There presumably is some middle-class family of four that meets your description. But a UBI would affect everyone (the name “universal” is a bit of a giveaway). You have not shown any evidence to disprove Caplan’s claim in general.
Ed Dolan
Feb 10 2017 at 7:37pm
Tracy– Dang, you have the toughest questions.
I’ll have to go over the math for a more complete answer. I need to do an update of my “affordable” post, anyway. And you are right, the example I gave in this comment is just a “what if,” I don’t mean it as an average.
A couple of questions. One is, what particular post did you get the $1,825 from? Hard to refute since I can’t recall the exact source of that number.
Another is, are you including “standard deductions” or only itemized deductions in the $1,825? Standard deductions are way bigger than your number–$12,600 for a married couple, according to that linked source. Also, are you taking Social Security into account? Finally, is your (or my) $1,825 the average for all taxpayers, or for those in the middle class range?
In short, I am not sure how strong your point is without some more numbers to work with.
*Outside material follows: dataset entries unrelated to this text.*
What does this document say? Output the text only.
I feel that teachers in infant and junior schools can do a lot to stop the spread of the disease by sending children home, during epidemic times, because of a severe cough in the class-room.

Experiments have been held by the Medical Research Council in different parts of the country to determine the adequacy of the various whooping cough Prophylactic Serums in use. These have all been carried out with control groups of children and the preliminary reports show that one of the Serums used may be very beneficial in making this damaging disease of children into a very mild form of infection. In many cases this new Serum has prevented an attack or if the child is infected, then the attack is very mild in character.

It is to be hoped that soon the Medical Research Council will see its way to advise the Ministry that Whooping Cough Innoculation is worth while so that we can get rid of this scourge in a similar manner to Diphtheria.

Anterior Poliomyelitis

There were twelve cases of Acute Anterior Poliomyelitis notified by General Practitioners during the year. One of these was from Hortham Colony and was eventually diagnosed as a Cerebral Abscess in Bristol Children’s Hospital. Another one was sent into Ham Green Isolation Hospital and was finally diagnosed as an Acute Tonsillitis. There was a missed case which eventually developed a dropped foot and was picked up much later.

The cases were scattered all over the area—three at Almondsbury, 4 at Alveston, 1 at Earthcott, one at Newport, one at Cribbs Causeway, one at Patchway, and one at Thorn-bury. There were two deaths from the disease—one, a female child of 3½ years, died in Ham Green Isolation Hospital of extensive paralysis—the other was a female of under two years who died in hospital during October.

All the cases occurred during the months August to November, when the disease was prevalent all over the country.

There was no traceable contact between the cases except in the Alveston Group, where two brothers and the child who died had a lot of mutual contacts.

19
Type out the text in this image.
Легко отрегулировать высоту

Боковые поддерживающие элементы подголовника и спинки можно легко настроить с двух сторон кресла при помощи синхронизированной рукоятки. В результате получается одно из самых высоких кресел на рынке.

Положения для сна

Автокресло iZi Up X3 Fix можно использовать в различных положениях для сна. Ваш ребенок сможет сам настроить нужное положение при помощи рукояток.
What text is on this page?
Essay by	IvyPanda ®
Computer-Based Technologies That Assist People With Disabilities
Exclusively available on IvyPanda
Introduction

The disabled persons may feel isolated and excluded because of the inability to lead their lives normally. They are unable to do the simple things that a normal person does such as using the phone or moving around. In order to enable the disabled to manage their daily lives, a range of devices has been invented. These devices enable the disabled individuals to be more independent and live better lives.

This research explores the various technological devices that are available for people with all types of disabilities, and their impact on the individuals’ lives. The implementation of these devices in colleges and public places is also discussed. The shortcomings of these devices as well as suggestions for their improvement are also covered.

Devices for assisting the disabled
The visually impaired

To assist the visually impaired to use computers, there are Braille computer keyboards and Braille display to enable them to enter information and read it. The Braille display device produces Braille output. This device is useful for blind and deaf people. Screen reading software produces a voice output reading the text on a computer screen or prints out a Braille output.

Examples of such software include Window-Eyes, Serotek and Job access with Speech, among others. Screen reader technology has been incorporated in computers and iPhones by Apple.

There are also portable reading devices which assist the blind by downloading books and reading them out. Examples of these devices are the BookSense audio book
But thanks for bringing it up.
Tracy W
Feb 11 2017 at 5:58pm
@Dolan:
The $1,825 figure is from http://www.economonitor.com/dolanecon/2014/01/13/could-we-afford-a-universal-basic-income/
To quote from your post linked above:
You also mention the personal exemption in that post. To quote your post, again:
Switching back from your post to your comment here, you say:
The numbers are yours. And, as you’re proposing the policy, the burden of proof is on you too.
Hazel Meade
Feb 13 2017 at 10:41am
I have a friend of a friend who is on disability and I have heard, not sure if true, that if he got a job and got off disability he would be required to pay back the disability benefits.
Anyone know if there is any credence to that?
Not sure what the cause of his disability is, I think mental health related.